ONJ developed in 26 (10%) patients. The median time of exposure to zoledronic acid was not significantly associated with risk: 28 months for patients who developed ONJ versus 24 months for those who did not (P = .2). The median number of infusions, however, proved important: 23 infusions for those who developed ONJ compared with 14 for those who did not (P = .004), Kastritis reported.
“Increasing number of zoledronic acid infusions was associated with higher risk of ONJ,” he said. ONJ developed in 2.3% of patients who received less than 10 infusions versus 12% of patients who received 10 to 19 infusions and 15% who received 20 or more (P = .012), he indicated.
The time period in which patients received the drug was not associated with risk. The incidence rate of ONJ for patients who started zoledronic acid before 2008 was 0.31 per 100 person-months compared with 0.26 per 100 person-months for those who started it after 2008 (P = .4).
Number of Infusions Most Important
The incidence of ONJ at 3 years was 13.6% for patients with an RDF less than 8 weeks versus 2.6% when the RDF was 8 weeks or longer (P = .018).
“After adjusting for RDF, only the number of infusions remained significant (P = .03) for the development of ONJ,” he said.

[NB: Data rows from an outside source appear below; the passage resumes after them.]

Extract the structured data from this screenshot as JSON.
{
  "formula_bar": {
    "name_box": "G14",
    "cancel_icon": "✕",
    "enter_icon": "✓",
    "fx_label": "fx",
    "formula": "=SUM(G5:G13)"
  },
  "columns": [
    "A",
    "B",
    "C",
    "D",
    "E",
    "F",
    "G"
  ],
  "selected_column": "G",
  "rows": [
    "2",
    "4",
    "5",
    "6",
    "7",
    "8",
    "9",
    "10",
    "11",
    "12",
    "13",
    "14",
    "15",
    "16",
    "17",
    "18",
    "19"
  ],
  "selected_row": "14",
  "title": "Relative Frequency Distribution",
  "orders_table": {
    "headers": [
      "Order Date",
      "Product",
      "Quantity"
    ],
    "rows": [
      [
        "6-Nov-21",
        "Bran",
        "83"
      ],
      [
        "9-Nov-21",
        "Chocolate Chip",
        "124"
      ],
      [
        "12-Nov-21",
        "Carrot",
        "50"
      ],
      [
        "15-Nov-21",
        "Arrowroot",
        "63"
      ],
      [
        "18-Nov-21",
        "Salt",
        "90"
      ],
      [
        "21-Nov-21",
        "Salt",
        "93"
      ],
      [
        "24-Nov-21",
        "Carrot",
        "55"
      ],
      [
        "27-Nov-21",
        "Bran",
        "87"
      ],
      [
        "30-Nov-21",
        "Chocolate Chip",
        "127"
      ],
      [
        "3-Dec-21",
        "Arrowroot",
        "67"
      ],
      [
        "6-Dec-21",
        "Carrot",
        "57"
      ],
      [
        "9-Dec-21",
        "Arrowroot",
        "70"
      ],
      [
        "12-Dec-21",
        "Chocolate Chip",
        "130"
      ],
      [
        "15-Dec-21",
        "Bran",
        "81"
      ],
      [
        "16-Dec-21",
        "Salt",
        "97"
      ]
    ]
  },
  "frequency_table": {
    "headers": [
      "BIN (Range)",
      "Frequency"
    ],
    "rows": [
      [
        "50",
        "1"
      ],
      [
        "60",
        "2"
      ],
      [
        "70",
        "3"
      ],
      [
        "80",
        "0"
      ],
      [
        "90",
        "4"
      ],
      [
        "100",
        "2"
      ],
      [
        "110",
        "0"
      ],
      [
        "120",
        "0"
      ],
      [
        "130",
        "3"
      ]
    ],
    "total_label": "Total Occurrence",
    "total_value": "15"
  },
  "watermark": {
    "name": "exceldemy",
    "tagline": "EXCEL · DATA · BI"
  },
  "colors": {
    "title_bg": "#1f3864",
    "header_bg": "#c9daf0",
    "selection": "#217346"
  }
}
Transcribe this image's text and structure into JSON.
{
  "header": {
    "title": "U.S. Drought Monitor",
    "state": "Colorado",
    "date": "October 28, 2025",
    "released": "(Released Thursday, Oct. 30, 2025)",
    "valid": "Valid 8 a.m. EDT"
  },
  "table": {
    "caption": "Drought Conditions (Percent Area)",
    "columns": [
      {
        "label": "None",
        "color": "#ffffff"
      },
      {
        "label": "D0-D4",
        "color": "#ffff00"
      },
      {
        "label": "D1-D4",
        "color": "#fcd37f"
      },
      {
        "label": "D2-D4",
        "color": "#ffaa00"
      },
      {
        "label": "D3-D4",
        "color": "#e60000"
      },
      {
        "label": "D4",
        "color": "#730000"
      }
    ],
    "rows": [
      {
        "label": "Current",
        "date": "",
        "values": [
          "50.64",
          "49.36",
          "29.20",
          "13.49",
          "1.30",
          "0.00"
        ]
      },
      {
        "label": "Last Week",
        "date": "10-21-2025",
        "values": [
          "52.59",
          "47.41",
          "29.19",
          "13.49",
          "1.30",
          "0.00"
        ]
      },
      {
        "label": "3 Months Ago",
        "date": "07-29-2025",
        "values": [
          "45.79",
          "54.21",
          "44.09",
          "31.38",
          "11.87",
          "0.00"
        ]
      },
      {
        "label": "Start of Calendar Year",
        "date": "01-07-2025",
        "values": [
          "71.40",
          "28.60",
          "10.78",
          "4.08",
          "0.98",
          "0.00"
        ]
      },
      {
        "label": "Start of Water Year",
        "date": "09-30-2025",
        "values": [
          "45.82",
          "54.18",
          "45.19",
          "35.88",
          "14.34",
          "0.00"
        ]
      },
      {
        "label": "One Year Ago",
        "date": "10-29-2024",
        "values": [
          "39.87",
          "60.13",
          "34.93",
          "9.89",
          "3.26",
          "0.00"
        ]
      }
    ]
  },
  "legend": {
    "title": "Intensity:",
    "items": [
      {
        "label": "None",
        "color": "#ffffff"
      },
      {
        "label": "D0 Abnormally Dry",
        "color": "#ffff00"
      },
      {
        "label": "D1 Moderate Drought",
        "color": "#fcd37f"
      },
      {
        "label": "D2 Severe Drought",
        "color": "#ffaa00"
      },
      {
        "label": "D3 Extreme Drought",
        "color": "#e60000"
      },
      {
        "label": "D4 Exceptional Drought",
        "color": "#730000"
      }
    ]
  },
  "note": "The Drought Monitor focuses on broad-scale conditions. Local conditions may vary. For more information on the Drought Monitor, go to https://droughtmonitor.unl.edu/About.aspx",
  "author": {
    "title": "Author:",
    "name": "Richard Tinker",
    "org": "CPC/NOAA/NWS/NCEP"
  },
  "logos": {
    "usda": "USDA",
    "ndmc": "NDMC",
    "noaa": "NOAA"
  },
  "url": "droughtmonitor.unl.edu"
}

The multivariate analysis showed that both the number and frequency of zoledronic acid infusions were associated with a shorter time to ONJ development. More explicitly, the average frequency of infusions in less than 8 weeks was associated with a 15-fold increase in the risk of ONJ, and for every infusion the risk of ONJ increased by 9% (both, P <.001). Cumulative dose, therefore, was the chief risk factor, he concluded.
Prospective studies should determine whether less frequent administration of the drug can reduce the risk of ONJ without compromising its antiresorptive effect, the investigators suggested.
Kastritis E, Terpos E, Melakopoulos I, et al. The cumulative dose but not the frequency of infusions is a risk factor for the development of osteonecrosis of the jaw (ONJ) in myeloma patients who receive zoledronic acid (ZA). Poster presented at: 2013 American Society of Hematology Annual Meeting; December 8, 2013; New Orleans, LA. Abstract 3196.